自分も蝕に巻き込まれて慶国に流れ着かないかなあ。。。

まあこのへんの現実世界と十二国(記)と関連して展開される物語の根底にある話の筋であり、私達が自分であるために大切な内省的な取り組みというか、そうして自分と向き合って考えることが大切でそこに発見があるという意味では、大人向けの読み物ではなくティーン向けだということになるのだろうが…、それが返って大人だからこそ忘れていた自分と向き合う時間というものを呼び起こしてくれるところがあり、それはそれで古典を読むようでいて大変面白いし新鮮な気持ちにしてくれる。

話の筋で言うと…陽子は地球から慶国にたどり着くが巧国の人たちに疎外されながら、楽俊(ラクシュン)というネズミの青年(?)に出会い、国へとたどり着き延王に助けを請う。陽子は異世界生まれだが蝕という天災に巻き込まれ現代に生まれたようだが(景麒という麒麟が王と認めたために)慶国を納める女王となるために舞い戻った。王がおらず偽王が権力を握ろうとしている慶国は荒れていたが、囚われの身になっていた景麒を陽子が助けるまでに至る。

自分の痕跡を残さないために楽俊を殺してしまおうかと悩むシーンで陽子が血の道をとっていたら…三国志魏王曹操と同じことをすることになってしまう。
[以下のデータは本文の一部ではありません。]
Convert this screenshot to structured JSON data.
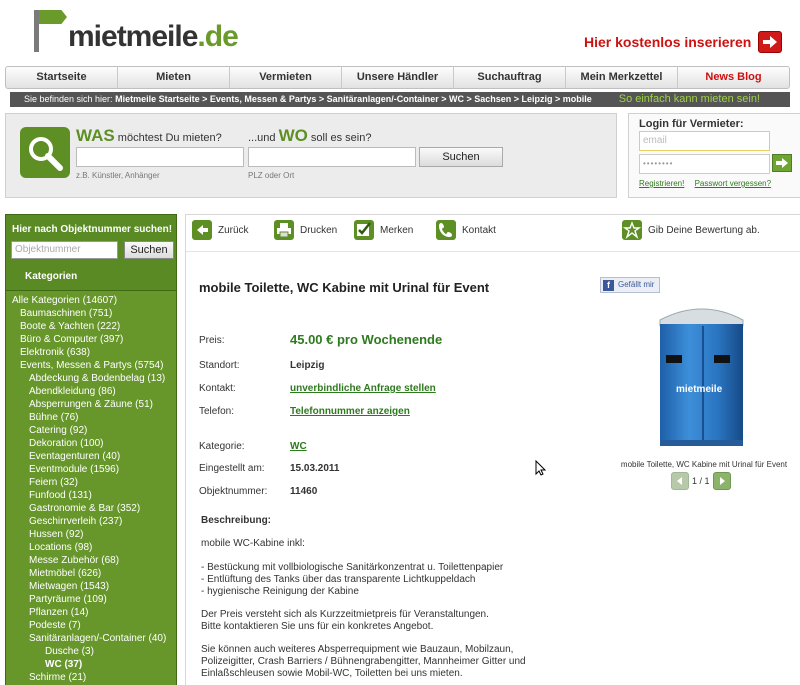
{
  "header": {
    "logo_main": "mietmeile",
    "logo_tld": ".de",
    "insert_link": "Hier kostenlos inserieren"
  },
  "nav": [
    {
      "label": "Startseite"
    },
    {
      "label": "Mieten"
    },
    {
      "label": "Vermieten"
    },
    {
      "label": "Unsere Händler"
    },
    {
      "label": "Suchauftrag"
    },
    {
      "label": "Mein Merkzettel"
    },
    {
      "label": "News Blog"
    }
  ],
  "breadcrumb": {
    "prefix": "Sie befinden sich hier:",
    "path": "Mietmeile Startseite > Events, Messen & Partys > Sanitäranlagen/-Container > WC > Sachsen > Leipzig > mobile",
    "slogan": "So einfach kann mieten sein!"
  },
  "search": {
    "was_big": "WAS",
    "was_text": " möchtest Du mieten?",
    "wo_prefix": "...und ",
    "wo_big": "WO",
    "wo_text": " soll es sein?",
    "was_hint": "z.B. Künstler, Anhänger",
    "wo_hint": "PLZ oder Ort",
    "button": "Suchen"
  },
  "login": {
    "title": "Login für Vermieter:",
    "email_placeholder": "email",
    "password_mask": "••••••••",
    "register": "Registrieren!",
    "forgot": "Passwort vergessen?"
  },
  "sidebar": {
    "head": "Hier nach Objektnummer suchen!",
    "input_placeholder": "Objektnummer",
    "button": "Suchen",
    "kat_head": "Kategorien",
    "items": [
      {
        "label": "Alle Kategorien (14607)",
        "level": 0
      },
      {
        "label": "Baumaschinen (751)",
        "level": 1
      },
      {
        "label": "Boote & Yachten (222)",
        "level": 1
      },
      {
        "label": "Büro & Computer (397)",
        "level": 1
      },
      {
        "label": "Elektronik (638)",
        "level": 1
      },
      {
        "label": "Events, Messen & Partys (5754)",
        "level": 1
      },
      {
        "label": "Abdeckung & Bodenbelag (13)",
        "level": 2
      },
      {
        "label": "Abendkleidung (86)",
        "level": 2
      },
      {
        "label": "Absperrungen & Zäune (51)",
        "level": 2
      },
      {
        "label": "Bühne (76)",
        "level": 2
      },
      {
        "label": "Catering (92)",
        "level": 2
      },
      {
        "label": "Dekoration (100)",
        "level": 2
      },
      {
        "label": "Eventagenturen (40)",
        "level": 2
      },
      {
        "label": "Eventmodule (1596)",
        "level": 2
      },
      {
        "label": "Feiern (32)",
        "level": 2
      },
      {
        "label": "Funfood (131)",
        "level": 2
      },
      {
        "label": "Gastronomie & Bar (352)",
        "level": 2
      },
      {
        "label": "Geschirrverleih (237)",
        "level": 2
      },
      {
        "label": "Hussen (92)",
        "level": 2
      },
      {
        "label": "Locations (98)",
        "level": 2
      },
      {
        "label": "Messe Zubehör (68)",
        "level": 2
      },
      {
        "label": "Mietmöbel (626)",
        "level": 2
      },
      {
        "label": "Mietwagen (1543)",
        "level": 2
      },
      {
        "label": "Partyräume (109)",
        "level": 2
      },
      {
        "label": "Pflanzen (14)",
        "level": 2
      },
      {
        "label": "Podeste (7)",
        "level": 2
      },
      {
        "label": "Sanitäranlagen/-Container (40)",
        "level": 2
      },
      {
        "label": "Dusche (3)",
        "level": 3
      },
      {
        "label": "WC (37)",
        "level": 3,
        "active": true
      },
      {
        "label": "Schirme (21)",
        "level": 2
      }
    ]
  },
  "toolbar": {
    "back": "Zurück",
    "print": "Drucken",
    "bookmark": "Merken",
    "contact": "Kontakt",
    "rate": "Gib Deine Bewertung ab."
  },
  "listing": {
    "title": "mobile Toilette, WC Kabine mit Urinal für Event",
    "fb_like": "Gefällt mir",
    "price_label": "Preis:",
    "price": "45.00 € pro Wochenende",
    "location_label": "Standort:",
    "location": "Leipzig",
    "contact_label": "Kontakt:",
    "contact": "unverbindliche Anfrage stellen",
    "phone_label": "Telefon:",
    "phone": "Telefonnummer anzeigen",
    "category_label": "Kategorie:",
    "category": "WC",
    "posted_label": "Eingestellt am:",
    "posted": "15.03.2011",
    "number_label": "Objektnummer:",
    "number": "11460",
    "image_caption": "mobile Toilette, WC Kabine mit Urinal für Event",
    "image_logo": "mietmeile",
    "pager": "1 / 1",
    "desc_head": "Beschreibung:",
    "desc_intro": "mobile WC-Kabine inkl:",
    "desc_b1": "- Bestückung mit vollbiologische Sanitärkonzentrat u. Toilettenpapier",
    "desc_b2": "- Entlüftung des Tanks über das transparente Lichtkuppeldach",
    "desc_b3": "- hygienische Reinigung der Kabine",
    "desc_p2a": "Der Preis versteht sich als Kurzzeitmietpreis für Veranstaltungen.",
    "desc_p2b": "Bitte kontaktieren Sie uns für ein konkretes Angebot.",
    "desc_p3a": "Sie können auch weiteres Absperrequipment wie Bauzaun, Mobilzaun,",
    "desc_p3b": "Polizeigitter, Crash Barriers / Bühnengrabengitter, Mannheimer Gitter und",
    "desc_p3c": "Einlaßschleusen sowie Mobil-WC, Toiletten bei uns mieten."
  },
  "colors": {
    "brand_green": "#5d8f25",
    "sidebar_green": "#67962b",
    "link_green": "#2e7a1e",
    "accent_red": "#cc1111"
  }
}
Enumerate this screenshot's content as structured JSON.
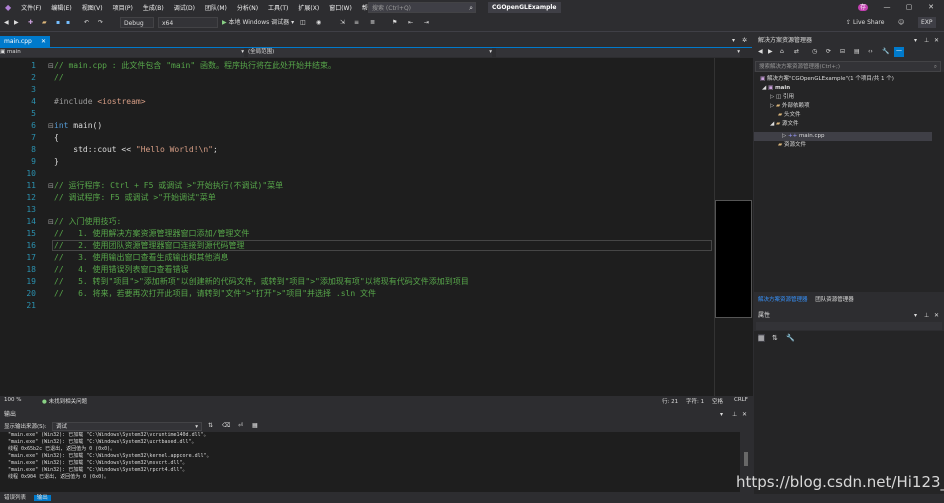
{
  "menu": [
    "文件(F)",
    "编辑(E)",
    "视图(V)",
    "项目(P)",
    "生成(B)",
    "调试(D)",
    "团队(M)",
    "分析(N)",
    "工具(T)",
    "扩展(X)",
    "窗口(W)",
    "帮助(H)"
  ],
  "search_placeholder": "搜索 (Ctrl+Q)",
  "app_title": "CGOpenGLExample",
  "live_share": "Live Share",
  "exp_badge": "EXP",
  "user_avatar": "存",
  "toolbar": {
    "config": "Debug",
    "platform": "x64",
    "run": "本地 Windows 调试器"
  },
  "editor_tab": "main.cpp",
  "nav_scope": "main",
  "nav_global": "(全局范围)",
  "code_lines": [
    {
      "n": "1",
      "segs": [
        {
          "c": "cm",
          "t": "// main.cpp : 此文件包含 \"main\" 函数。程序执行将在此处开始并结束。"
        }
      ]
    },
    {
      "n": "2",
      "segs": [
        {
          "c": "cm",
          "t": "//"
        }
      ]
    },
    {
      "n": "3",
      "segs": []
    },
    {
      "n": "4",
      "segs": [
        {
          "c": "pp",
          "t": "#include "
        },
        {
          "c": "st",
          "t": "<iostream>"
        }
      ]
    },
    {
      "n": "5",
      "segs": []
    },
    {
      "n": "6",
      "segs": [
        {
          "c": "kw",
          "t": "int"
        },
        {
          "c": "",
          "t": " main()"
        }
      ]
    },
    {
      "n": "7",
      "segs": [
        {
          "c": "",
          "t": "{"
        }
      ]
    },
    {
      "n": "8",
      "segs": [
        {
          "c": "",
          "t": "    std::cout << "
        },
        {
          "c": "st",
          "t": "\"Hello World!\\n\""
        },
        {
          "c": "",
          "t": ";"
        }
      ]
    },
    {
      "n": "9",
      "segs": [
        {
          "c": "",
          "t": "}"
        }
      ]
    },
    {
      "n": "10",
      "segs": []
    },
    {
      "n": "11",
      "segs": [
        {
          "c": "cm",
          "t": "// 运行程序: Ctrl + F5 或调试 >\"开始执行(不调试)\"菜单"
        }
      ]
    },
    {
      "n": "12",
      "segs": [
        {
          "c": "cm",
          "t": "// 调试程序: F5 或调试 >\"开始调试\"菜单"
        }
      ]
    },
    {
      "n": "13",
      "segs": []
    },
    {
      "n": "14",
      "segs": [
        {
          "c": "cm",
          "t": "// 入门使用技巧:"
        }
      ]
    },
    {
      "n": "15",
      "segs": [
        {
          "c": "cm",
          "t": "//   1. 使用解决方案资源管理器窗口添加/管理文件"
        }
      ]
    },
    {
      "n": "16",
      "segs": [
        {
          "c": "cm",
          "t": "//   2. 使用团队资源管理器窗口连接到源代码管理"
        }
      ]
    },
    {
      "n": "17",
      "segs": [
        {
          "c": "cm",
          "t": "//   3. 使用输出窗口查看生成输出和其他消息"
        }
      ]
    },
    {
      "n": "18",
      "segs": [
        {
          "c": "cm",
          "t": "//   4. 使用错误列表窗口查看错误"
        }
      ]
    },
    {
      "n": "19",
      "segs": [
        {
          "c": "cm",
          "t": "//   5. 转到\"项目\">\"添加新项\"以创建新的代码文件，或转到\"项目\">\"添加现有项\"以将现有代码文件添加到项目"
        }
      ]
    },
    {
      "n": "20",
      "segs": [
        {
          "c": "cm",
          "t": "//   6. 将来，若要再次打开此项目，请转到\"文件\">\"打开\">\"项目\"并选择 .sln 文件"
        }
      ]
    },
    {
      "n": "21",
      "segs": []
    }
  ],
  "edstatus": {
    "zoom": "100 %",
    "issues": "未找到相关问题",
    "row": "行: 21",
    "col": "字符: 1",
    "ins": "空格",
    "eol": "CRLF"
  },
  "output": {
    "title": "输出",
    "source_label": "显示输出来源(S):",
    "source_value": "调试",
    "lines": [
      "\"main.exe\" (Win32): 已加载 \"C:\\Windows\\System32\\vcruntime140d.dll\"。",
      "\"main.exe\" (Win32): 已加载 \"C:\\Windows\\System32\\ucrtbased.dll\"。",
      "线程 0x65b2c 已退出, 返回值为 0 (0x0)。",
      "\"main.exe\" (Win32): 已加载 \"C:\\Windows\\System32\\kernel.appcore.dll\"。",
      "\"main.exe\" (Win32): 已加载 \"C:\\Windows\\System32\\msvcrt.dll\"。",
      "\"main.exe\" (Win32): 已加载 \"C:\\Windows\\System32\\rpcrt4.dll\"。",
      "线程 0x904 已退出, 返回值为 0 (0x0)。"
    ]
  },
  "bottom_tabs": [
    "错误列表",
    "输出"
  ],
  "solution_explorer": {
    "title": "解决方案资源管理器",
    "search_placeholder": "搜索解决方案资源管理器(Ctrl+;)",
    "items": [
      {
        "label": "解决方案\"CGOpenGLExample\"(1 个项目/共 1 个)"
      },
      {
        "label": "main"
      },
      {
        "label": "引用"
      },
      {
        "label": "外部依赖项"
      },
      {
        "label": "头文件"
      },
      {
        "label": "源文件"
      },
      {
        "label": "main.cpp"
      },
      {
        "label": "资源文件"
      }
    ],
    "tabs": [
      "解决方案资源管理器",
      "团队资源管理器"
    ]
  },
  "properties": {
    "title": "属性"
  },
  "watermark": "https://blog.csdn.net/Hi123_"
}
曹操は自分を助けてくれた者を追ってと勘違いして家族もろとも暗殺してしまう。ついてきた陳宮が「曹操についてくるんじゃなかった」と嘆く。曹操は覇王ゆえか何処吹く風という態度だったが…そういう古典に出てくる覇王とは違う態度をとっているというところに妙味がある気がした。と言っても私の拙い知識では高が知れているが。

…付添人の楽俊と陽子の旅はベルセルクのガッツとパックぽい。よくある構成だとは思うが。個人的には青猿が気になった。陽子の猜疑心を表した幻影みたいなものなのかもしれないが…青猿との対話が面白いよね。

…あとは、自分で書いていてよくわからないのだが…タイホとキリンの2種類の称号みたいなのがあってわかりにくい。あと国名と王名の称号が違うのはなんでなのか?よく分かっていない(ので、適当だったりする)十二国の図を見ても自分が頭のなかで描いた地図になっていないというか。。。

エンキもケイキもパッキンのイケメンなので…いやイケメンかどうかという描写はないけど、そう乙女心的に勝手に思ったけど、コウキは女の子みたいだし、タイキは黒髪の男の子(というか海客の高里君)ってことで、別に関係ないのだろうか。

小説にされるとイメージできないから、絵を付けて欲しいなどと思うところがある(汗)読んでいくうちにもうちょっと知識が洗練されて人に説明できるレベルに昇華していく気がするが今は無理だ。。